It results in a forum where bigots can spew their hatred freely without ever being confronted, because their hatred is "opinion" (so long as it's not outright call to murders or call people inferior and just say that they believe this or that group is responsible for this or that ill, or that this or that group is made of sinners, or that this or that group shouldn't have certain rights) while confronting them is "flaming". In a similar vein, the idea that it's fine to bash an entire group, but not a specific individual, which is an entirely arbitrary limit (as groups are made of people ; if you say a group is bad you say the individuals within are bad).
The conclusion you make does not follow from the logic/evidence. Applying rules equally does not mean allowing undesirable behavior. It means that your rules are inconsistent with how a given person wants that forum to operate.

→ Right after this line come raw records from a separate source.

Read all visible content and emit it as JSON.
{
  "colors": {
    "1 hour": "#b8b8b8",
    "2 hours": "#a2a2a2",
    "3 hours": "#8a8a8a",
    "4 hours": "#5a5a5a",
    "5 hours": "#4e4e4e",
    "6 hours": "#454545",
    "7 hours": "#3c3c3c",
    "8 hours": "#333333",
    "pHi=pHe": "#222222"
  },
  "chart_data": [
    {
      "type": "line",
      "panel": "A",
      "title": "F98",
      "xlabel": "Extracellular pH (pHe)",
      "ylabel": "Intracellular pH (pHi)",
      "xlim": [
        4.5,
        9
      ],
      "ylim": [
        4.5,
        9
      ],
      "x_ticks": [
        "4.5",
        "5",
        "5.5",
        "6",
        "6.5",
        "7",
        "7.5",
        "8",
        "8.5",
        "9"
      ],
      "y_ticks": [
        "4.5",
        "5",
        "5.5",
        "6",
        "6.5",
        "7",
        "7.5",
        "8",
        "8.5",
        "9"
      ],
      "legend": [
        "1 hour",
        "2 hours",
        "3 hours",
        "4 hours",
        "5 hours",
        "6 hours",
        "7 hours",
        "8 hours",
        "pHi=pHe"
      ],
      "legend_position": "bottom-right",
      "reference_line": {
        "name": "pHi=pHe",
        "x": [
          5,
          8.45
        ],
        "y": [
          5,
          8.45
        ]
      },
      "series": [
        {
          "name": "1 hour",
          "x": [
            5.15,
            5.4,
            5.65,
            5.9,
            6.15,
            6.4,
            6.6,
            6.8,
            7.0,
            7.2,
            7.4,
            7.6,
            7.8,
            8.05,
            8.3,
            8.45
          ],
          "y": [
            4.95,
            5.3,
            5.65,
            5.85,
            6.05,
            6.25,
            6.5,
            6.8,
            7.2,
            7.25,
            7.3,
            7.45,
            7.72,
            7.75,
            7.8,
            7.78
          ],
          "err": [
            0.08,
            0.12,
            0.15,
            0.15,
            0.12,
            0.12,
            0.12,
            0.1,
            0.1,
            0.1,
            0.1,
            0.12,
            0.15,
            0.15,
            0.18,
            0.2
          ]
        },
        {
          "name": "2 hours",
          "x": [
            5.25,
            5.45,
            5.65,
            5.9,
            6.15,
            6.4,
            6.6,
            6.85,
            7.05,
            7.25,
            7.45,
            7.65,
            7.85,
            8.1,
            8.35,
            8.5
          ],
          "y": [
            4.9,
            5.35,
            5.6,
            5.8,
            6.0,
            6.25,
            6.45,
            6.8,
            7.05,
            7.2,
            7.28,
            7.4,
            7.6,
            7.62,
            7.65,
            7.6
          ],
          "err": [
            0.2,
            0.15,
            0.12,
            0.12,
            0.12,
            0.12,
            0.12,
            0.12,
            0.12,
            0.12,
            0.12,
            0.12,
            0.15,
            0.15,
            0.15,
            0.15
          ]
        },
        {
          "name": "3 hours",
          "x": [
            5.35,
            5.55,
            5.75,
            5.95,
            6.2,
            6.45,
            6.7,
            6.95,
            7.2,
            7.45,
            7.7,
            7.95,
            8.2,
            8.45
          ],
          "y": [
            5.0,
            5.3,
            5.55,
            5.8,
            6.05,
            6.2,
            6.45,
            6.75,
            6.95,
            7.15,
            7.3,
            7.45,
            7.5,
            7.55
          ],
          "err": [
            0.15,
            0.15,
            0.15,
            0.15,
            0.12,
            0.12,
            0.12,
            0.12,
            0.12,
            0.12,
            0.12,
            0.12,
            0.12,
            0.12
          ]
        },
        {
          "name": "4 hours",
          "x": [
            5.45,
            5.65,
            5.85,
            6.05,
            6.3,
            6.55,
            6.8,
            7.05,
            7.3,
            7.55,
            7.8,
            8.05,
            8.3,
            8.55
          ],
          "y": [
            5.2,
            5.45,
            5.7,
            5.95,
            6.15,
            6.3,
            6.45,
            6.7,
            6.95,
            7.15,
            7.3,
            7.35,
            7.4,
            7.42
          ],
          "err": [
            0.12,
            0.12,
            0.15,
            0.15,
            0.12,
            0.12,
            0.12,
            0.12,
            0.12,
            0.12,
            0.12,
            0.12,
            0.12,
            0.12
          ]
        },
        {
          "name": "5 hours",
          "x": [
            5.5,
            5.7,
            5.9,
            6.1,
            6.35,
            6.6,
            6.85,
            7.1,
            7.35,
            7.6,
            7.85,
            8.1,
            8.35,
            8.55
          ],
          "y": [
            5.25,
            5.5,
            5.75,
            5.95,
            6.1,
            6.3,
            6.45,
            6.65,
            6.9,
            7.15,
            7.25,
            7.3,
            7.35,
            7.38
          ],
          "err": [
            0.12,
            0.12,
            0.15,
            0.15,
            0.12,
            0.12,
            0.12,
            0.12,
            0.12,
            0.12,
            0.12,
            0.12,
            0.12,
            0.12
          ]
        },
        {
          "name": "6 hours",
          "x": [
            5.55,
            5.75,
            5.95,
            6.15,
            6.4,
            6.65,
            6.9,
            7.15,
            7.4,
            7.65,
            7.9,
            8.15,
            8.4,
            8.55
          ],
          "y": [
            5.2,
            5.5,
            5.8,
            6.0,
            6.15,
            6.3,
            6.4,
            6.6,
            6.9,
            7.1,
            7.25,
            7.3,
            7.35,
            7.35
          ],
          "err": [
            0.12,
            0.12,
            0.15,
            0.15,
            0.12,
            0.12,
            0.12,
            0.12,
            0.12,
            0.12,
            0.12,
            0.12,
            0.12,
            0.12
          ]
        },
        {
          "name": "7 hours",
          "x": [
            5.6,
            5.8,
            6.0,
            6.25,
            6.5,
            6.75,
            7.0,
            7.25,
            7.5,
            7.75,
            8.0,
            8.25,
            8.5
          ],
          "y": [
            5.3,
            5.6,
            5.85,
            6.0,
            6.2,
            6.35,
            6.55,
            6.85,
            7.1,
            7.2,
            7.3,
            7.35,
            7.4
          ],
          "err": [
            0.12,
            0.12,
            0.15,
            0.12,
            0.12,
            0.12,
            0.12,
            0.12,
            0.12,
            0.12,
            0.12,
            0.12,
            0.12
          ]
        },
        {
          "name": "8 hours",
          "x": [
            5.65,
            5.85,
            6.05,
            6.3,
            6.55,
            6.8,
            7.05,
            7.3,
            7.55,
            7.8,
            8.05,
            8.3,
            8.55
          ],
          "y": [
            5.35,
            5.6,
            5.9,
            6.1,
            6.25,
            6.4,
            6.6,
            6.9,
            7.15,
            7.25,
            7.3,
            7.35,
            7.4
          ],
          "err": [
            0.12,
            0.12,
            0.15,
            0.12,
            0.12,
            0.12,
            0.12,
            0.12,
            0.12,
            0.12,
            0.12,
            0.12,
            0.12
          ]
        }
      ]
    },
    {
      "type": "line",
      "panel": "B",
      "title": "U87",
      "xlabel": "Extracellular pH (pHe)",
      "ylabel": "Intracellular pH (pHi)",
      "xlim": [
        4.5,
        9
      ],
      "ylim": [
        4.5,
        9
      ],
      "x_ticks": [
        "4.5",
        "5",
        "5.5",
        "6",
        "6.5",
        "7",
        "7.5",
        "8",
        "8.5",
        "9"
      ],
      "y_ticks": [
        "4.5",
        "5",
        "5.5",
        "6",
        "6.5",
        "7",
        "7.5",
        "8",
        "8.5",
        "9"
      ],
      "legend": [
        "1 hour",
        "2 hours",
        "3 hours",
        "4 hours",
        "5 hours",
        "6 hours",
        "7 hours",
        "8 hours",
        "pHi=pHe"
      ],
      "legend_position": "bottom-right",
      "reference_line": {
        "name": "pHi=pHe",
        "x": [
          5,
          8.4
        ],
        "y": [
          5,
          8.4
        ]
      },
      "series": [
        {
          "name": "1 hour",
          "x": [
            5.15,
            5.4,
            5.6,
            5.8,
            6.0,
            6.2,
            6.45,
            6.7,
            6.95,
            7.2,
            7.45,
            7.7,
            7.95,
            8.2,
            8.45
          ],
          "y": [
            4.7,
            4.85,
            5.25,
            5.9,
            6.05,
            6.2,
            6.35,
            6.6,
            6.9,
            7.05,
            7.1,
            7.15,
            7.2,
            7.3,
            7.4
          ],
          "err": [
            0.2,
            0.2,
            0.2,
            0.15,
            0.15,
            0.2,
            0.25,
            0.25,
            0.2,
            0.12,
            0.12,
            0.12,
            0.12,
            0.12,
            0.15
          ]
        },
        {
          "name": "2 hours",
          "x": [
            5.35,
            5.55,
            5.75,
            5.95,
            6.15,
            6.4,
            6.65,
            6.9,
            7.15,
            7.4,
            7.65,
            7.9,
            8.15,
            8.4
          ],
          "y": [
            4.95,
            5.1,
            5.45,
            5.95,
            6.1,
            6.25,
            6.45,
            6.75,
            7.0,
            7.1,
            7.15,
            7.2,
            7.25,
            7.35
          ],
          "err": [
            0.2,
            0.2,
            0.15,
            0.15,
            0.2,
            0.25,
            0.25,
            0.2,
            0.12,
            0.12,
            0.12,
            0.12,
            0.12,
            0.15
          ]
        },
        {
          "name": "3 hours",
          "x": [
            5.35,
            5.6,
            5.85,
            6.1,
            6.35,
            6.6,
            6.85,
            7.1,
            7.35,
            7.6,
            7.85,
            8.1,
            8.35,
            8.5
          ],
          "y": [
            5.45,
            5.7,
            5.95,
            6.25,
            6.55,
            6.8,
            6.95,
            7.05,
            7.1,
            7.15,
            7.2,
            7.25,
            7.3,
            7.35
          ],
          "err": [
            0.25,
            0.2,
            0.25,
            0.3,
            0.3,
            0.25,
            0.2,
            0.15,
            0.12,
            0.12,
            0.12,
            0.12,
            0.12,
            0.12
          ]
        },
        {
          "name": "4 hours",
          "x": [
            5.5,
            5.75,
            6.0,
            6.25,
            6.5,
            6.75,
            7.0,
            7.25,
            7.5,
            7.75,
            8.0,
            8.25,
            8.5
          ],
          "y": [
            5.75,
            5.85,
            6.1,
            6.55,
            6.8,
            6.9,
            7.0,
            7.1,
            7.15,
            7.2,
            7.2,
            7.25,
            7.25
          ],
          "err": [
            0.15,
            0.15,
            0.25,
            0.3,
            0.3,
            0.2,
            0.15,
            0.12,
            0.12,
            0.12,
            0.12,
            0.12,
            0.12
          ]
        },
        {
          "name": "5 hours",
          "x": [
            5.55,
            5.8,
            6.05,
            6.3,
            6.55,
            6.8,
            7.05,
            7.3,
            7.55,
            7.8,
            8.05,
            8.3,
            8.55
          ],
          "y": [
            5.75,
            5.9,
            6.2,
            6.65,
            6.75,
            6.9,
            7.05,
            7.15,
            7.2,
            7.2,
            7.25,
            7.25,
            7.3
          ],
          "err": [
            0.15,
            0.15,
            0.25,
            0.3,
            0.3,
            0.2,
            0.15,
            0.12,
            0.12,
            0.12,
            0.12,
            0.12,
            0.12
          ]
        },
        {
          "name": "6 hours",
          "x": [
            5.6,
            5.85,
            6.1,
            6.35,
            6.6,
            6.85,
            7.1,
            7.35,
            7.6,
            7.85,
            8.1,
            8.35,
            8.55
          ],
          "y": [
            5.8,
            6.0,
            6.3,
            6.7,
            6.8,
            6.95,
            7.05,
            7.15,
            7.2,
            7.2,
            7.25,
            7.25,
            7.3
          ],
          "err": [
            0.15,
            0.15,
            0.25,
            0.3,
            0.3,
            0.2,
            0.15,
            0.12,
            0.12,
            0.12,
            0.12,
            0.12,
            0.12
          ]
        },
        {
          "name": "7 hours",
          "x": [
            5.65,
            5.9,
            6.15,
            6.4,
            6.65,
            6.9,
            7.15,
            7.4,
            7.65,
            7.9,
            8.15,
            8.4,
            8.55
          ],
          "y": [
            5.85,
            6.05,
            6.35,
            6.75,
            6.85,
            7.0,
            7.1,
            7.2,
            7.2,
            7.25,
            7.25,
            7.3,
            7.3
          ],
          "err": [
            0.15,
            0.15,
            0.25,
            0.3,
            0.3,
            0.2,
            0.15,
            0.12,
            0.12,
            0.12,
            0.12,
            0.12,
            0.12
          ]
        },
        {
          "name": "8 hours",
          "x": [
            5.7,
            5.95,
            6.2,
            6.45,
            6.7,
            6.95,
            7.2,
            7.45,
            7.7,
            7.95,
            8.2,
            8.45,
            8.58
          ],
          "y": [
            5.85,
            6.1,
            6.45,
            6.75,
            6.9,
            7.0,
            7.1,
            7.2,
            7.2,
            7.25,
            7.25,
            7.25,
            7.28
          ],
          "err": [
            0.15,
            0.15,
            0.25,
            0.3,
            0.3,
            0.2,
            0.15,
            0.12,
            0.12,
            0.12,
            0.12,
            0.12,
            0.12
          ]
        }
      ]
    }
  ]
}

You can, for example, make explicit rules against topics that target belief systems if those types of posts bother you as opposed to you simply dismissing them as drivel. It is also possible to argue rationally against bigots without insulting them or breaking any forum rules, insofar as you can present rational arguments to anything (even if the act of doing so to a wall, for example, isn't rational). You can (and I would) make the case that doing so is a waste of time, but I would also argue that confronting them in any other capacity is at least an equal waste of time at that point. Many forums have rules against derailing threads/going off-topic outside of off-topic subforums, and it's hard for people to spew hate in unrelated threads without going off-topic.
What is not okay is to create a situation whereby you define explicit rules, and then only enforce them against people you don't like. Regardless of whether the reason you don't like them is valid in your mind, that is dishonest practice. If a particular behavior is so bad that it merits censorship, the honest approach is to put it in the rules and prevent people from doing it.
Similarly bad is to create vague nonsense like "no trolling" and then simply allow moderators sole discretion as to what constitutes "trolling", such that any post that people disagree with, even if it presents supporting evidence and is 100% on topic, can be defined as "trolling" if it so pleases the moderator, with appeals ignored outright. When you get dinged for repeating what a developer/moderator said (in writing, on the same forum) in a thread about the topic in question in order to explain your reasoning, you have flagrant dishonesty and one-sided moderation. Most sites have at least some language against this though, and it's really variant on whether it gets abused to oust people with critical opinions or if it's truly reserved for overt efforts to anger people.
Absent any moderation at all, most of the time it's just ad-hominem all over the place with frequent appeals to authority and a ton of one-liners thrown in to completely drown out anything resembling someone making an argument or even a useful observation. Take the ESPM comments section during the Sandusky story...lots of finger pointing and jokes in bad taste, not a whole lot about what was actually done by people involved and what theoretically should have been done. There was basically nothing worth reading in those comments and not a great deal to say to people making them. Political news stories are similar in my experience, though if it's not a huge story you might not get spammed out of sight.
Moderation here is one of the site's strongest aspects. I didn't realize that in detail at first because it was the first time I frequented a single forum to this extent, so it took until I had 10-20k posts across other boards to see the scope of differences one might encounter.